The news that China has blocked not just Richardson International’s exported canola, but all Canadian canola seed has sparked outrage among farmers across Canada.
“It’s very frustrating to be shut out of our largest market. This is why you need your national organizations and your federal government constantly nurturing these relationships to keep trade functioning,” says Terry Youzwa who farms near Nipawin, Sask.
“It’s our livelihood at stake everyday it’s disrupted, it’s unknown, it’s uncertainty, it affects the futures, it affects our basis, it affects our street prices. It affects the industry’s ability to continue to plan and project and move product and it has a huge impact on the country,” he says.
Youzwa says he had already moved a few quarters of the crop over to specialty canola a few weeks ago to help reduce risk after hearing there might be a disruption in the market. He adds it’s all speculation at this point whether this is political or as a way to drive down prices.
“The only thing we really know is that China will act in the interest of China,” he says.
Lee Markert, who has farms near Vulcan, Alta., calls the situation disheartening, and that he hopes it gets resolved sooner than later. As for what he thinks would help solve the problem? Boots on the ground.
“Certainly an ambassador with boots on the ground in China wouldn’t hurt our case, obviously the government’s got a lot on their plate at the moment but we’d like to think maybe we would get some sort of preference in the queue at some point … it’s just frustrating.” Canada has been without an ambassador to China since the January resignation of John McCallum.
“It’s disheartening and you’d like to see this resolved. It’s hard to imagine that these disruptions are based on anything really other than the physical commodity itself. It leaves you to wonder how it’s not political,” Markert says.
With seeding season roughly a month away, most farmers say they’re not changing seeding plans too much, yet and will be waiting at the edge of their seat for what the government will do to come to terms with China — because after all, it is an election year.
Manitoba grain and hog farmer, Korey Peters adds he’s hesitant about how much canola to seed this year, but says nothing will stop farmers completely ruling out the crop.
“(China) imports the most canola, and we need to find other ways to get it there,” says Peters who farms near Randolf. “I think there will be canola going there it just will be processed somewhere else and brought there and unfortunately that means farmers will suffer as the price does.”

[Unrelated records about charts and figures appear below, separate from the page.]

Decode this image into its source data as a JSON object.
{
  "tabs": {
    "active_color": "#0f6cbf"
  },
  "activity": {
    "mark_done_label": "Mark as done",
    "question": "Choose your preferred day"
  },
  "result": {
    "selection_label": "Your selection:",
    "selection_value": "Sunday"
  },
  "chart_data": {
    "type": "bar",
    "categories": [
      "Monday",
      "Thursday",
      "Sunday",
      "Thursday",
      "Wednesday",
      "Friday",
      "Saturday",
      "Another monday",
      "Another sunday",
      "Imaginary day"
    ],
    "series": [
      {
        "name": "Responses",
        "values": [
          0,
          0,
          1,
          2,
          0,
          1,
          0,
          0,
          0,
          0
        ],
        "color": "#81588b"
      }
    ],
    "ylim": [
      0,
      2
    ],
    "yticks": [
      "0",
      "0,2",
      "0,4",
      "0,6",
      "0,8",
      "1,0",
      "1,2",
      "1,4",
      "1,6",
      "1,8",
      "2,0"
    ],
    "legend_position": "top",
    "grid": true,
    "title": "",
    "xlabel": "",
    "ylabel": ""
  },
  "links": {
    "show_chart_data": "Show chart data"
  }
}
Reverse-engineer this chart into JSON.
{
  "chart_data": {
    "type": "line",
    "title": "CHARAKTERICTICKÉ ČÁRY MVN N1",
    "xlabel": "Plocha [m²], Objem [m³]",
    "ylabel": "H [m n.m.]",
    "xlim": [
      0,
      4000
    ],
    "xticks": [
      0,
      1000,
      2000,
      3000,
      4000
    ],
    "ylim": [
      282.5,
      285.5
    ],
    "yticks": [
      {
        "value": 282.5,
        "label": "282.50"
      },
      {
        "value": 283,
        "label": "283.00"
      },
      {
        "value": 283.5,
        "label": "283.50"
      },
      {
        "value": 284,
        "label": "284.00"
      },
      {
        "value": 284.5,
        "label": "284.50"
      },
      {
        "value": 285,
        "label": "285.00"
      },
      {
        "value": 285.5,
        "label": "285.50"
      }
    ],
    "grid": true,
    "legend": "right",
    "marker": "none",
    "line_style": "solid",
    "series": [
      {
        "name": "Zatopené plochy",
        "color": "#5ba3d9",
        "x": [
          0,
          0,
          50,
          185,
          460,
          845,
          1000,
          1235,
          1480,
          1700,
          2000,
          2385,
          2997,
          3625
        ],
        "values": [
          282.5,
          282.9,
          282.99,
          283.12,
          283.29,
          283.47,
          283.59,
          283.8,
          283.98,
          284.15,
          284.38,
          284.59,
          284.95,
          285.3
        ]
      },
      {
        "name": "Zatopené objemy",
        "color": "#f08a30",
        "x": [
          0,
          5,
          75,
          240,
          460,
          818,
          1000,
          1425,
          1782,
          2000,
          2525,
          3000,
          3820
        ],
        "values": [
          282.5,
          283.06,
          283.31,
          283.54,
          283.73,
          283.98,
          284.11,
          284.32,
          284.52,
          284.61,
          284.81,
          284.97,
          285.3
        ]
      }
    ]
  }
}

Remaining optimistic is Christi Friesen, who farms in Peace Country, Alta. She says there’s never been a thought to seed less canola because of what’s been happening with China as her seeding is focused on crop rotation.
“We’re confident things will change. The canola we produce is world renowned and a premium product so we are quite confident things will turn around and that markets can go back up or can reflect that.”